On Tue, Oct 26, 1999 at 12:55:04AM +1000, Tony Nugent wrote:
> On Mon Oct 25 1999 at 10:12, "Michael H. Warfield" wrote:
> > On Mon, Oct 25, 1999 at 08:54:50AM -0500, Neal J. Gieselman wrote:
> > > Hello,
> > > Does anyone know if there exists a binary incompatibility
> > > between Redhat 6.0 and 6.1? This includes both applications
> > > and libraries in both directions.
> > Yeah...
> > You're not going to be able to run binaries compiled
> > specifically for RedHat 6.1 on earlier systems because 6.1 is based
> > on glibc 2.1 while 6.0 was glibc 2.0 (libc 6) and 5.2 was libc 5.
> Your memory doesn't serve you very well... you got it all wrong.
> Redhat 6.0 uses glibc 2.1, redhat 5.x uses glibc 2.0, redhat 4.x used
> libc5 ("elf"), redhat 3.x used a.out.
Quite right. I blew that one... Sigh...
> > Binaries on previous versions should work just fine on later
> > versions subject to kernel changes and interface changes. I've even
[...]
> No, that's not quite right either. Sure, the kernel needs to have the
> support available (compiled in or as modules), but as I said above,
> they'll only run if the legacy run-time libraries are installed onto
> later distributions to allow then to run.

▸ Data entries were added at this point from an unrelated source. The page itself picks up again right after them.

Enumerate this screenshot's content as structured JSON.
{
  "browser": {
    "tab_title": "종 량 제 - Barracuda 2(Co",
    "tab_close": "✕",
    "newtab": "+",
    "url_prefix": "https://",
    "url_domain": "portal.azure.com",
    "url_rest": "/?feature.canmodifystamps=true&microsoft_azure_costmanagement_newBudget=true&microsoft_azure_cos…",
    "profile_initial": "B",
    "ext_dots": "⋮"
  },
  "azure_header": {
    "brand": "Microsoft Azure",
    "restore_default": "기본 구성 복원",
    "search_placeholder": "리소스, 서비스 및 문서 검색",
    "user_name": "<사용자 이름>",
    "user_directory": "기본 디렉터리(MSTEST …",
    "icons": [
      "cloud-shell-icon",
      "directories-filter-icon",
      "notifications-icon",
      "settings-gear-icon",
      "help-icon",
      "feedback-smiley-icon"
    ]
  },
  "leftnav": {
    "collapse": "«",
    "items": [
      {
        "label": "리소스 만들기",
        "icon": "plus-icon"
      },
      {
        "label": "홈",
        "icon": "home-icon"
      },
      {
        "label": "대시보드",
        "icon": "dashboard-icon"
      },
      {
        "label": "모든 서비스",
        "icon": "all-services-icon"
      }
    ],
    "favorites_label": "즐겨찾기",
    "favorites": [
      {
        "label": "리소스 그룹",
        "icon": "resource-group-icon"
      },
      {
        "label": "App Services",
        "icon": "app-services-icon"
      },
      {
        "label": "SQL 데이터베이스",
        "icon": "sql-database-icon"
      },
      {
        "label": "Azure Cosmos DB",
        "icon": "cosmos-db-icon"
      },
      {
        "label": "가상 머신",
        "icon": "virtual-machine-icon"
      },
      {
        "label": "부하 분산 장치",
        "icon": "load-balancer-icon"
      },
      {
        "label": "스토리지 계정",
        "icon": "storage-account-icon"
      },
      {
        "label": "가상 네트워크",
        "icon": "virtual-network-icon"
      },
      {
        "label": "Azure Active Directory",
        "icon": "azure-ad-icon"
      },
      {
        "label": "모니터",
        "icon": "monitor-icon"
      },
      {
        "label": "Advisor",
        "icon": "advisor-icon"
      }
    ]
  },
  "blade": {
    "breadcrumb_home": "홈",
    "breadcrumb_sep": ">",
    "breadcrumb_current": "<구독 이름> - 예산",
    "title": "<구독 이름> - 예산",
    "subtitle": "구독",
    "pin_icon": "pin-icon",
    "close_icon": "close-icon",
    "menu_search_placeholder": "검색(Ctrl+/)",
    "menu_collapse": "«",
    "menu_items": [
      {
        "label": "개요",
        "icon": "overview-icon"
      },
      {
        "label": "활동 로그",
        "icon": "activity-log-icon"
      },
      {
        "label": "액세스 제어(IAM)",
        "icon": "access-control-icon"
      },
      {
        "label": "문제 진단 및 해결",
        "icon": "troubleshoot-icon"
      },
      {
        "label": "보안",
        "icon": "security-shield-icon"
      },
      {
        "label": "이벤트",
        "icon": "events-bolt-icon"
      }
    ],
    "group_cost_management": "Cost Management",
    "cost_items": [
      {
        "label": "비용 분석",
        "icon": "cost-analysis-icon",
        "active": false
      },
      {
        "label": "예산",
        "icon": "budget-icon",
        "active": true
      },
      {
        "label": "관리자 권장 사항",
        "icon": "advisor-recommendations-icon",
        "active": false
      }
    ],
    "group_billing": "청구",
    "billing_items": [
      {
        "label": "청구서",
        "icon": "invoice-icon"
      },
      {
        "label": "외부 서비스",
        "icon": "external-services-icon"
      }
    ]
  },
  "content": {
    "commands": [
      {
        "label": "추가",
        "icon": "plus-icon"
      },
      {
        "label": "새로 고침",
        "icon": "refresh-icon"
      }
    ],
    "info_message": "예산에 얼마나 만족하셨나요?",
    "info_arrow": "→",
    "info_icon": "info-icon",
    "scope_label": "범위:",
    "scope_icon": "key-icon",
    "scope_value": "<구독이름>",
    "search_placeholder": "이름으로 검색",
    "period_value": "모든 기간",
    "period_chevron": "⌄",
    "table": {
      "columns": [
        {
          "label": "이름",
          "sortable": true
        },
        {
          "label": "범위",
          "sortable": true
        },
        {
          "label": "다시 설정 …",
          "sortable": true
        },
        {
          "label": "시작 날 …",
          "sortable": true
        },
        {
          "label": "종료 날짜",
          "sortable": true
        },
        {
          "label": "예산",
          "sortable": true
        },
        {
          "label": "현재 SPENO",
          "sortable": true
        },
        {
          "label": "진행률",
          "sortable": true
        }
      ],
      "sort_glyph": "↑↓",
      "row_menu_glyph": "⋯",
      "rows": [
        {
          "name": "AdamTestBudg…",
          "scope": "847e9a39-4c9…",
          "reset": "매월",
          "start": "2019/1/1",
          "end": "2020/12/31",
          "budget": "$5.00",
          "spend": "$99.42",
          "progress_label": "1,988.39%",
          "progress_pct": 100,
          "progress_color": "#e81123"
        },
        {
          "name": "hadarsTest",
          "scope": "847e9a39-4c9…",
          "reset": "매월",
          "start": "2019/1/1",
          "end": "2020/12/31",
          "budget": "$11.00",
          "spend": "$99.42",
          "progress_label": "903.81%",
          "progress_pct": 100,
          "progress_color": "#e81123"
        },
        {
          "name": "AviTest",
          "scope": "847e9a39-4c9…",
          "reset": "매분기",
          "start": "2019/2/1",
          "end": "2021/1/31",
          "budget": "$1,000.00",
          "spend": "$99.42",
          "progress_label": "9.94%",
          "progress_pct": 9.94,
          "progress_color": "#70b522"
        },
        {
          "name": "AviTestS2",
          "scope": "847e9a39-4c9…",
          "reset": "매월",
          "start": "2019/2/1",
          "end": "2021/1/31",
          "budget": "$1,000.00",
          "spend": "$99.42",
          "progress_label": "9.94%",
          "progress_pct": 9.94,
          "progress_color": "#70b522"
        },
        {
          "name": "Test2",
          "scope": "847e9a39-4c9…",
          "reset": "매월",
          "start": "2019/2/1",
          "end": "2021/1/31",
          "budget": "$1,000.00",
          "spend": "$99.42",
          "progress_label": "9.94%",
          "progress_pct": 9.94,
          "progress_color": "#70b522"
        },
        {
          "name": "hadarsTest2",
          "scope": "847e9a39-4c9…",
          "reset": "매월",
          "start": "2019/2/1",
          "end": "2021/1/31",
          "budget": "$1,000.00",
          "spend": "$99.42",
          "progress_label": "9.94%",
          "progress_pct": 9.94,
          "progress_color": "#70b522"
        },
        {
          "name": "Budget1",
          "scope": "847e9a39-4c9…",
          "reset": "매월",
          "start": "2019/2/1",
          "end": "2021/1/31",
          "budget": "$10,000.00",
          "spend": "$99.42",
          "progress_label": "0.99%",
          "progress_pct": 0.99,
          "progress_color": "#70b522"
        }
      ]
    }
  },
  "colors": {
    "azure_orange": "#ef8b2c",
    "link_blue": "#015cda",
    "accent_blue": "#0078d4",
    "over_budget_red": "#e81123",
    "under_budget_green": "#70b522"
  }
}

The legacy run-time libraries are, of course, a given. Additionally
there have been certain changes in kernel interfaces and devices that cause
a few programs some problems. Not many, and very specialized, but a few.
Some things are merely being deprecated (cua*) and some things are just being
flat out changed (firewall code). A few things fall in between. Programs
like smbmount are NOT going to work, no matter how may compatibility
libraries you install. The interface between the user space app and the
kernel space module changed radically between 2.0 and 2.2 (but you would
face this on any distro where you upgraded the kernel). Fortunately,
both 6.0 and 6.1 start with 2.2 kernels, so there's no problem there either.
> Using the legacy runtime libraries is something that in general that I
> wouldn't encourage peopleto do. For one thing, it's memory
> consuming... you end up needed to have two sets of runtime libraries
> loaded into memory on mixed systems. Not good for performance, and
> starts to waste system resources.
> > got an old a.out (RedHat 3.x) binary running on a RedHat 6.0 system
> > (don't ask why - it's a long story) although I had to track
> > down the compatibility libraries and install them.
> The a.out compatability libraries were (and still are) included in the
> redhat powertools collection.
Which is where I found them.
> As I say, try to avoid installing them - although it seems that in
> this case you have a reason to do so. (No access to the sources to
> recompile an old binary you still need to use?)
Bingo!
> Cheers
> Tony
Thanks for the corrections for my brain fart!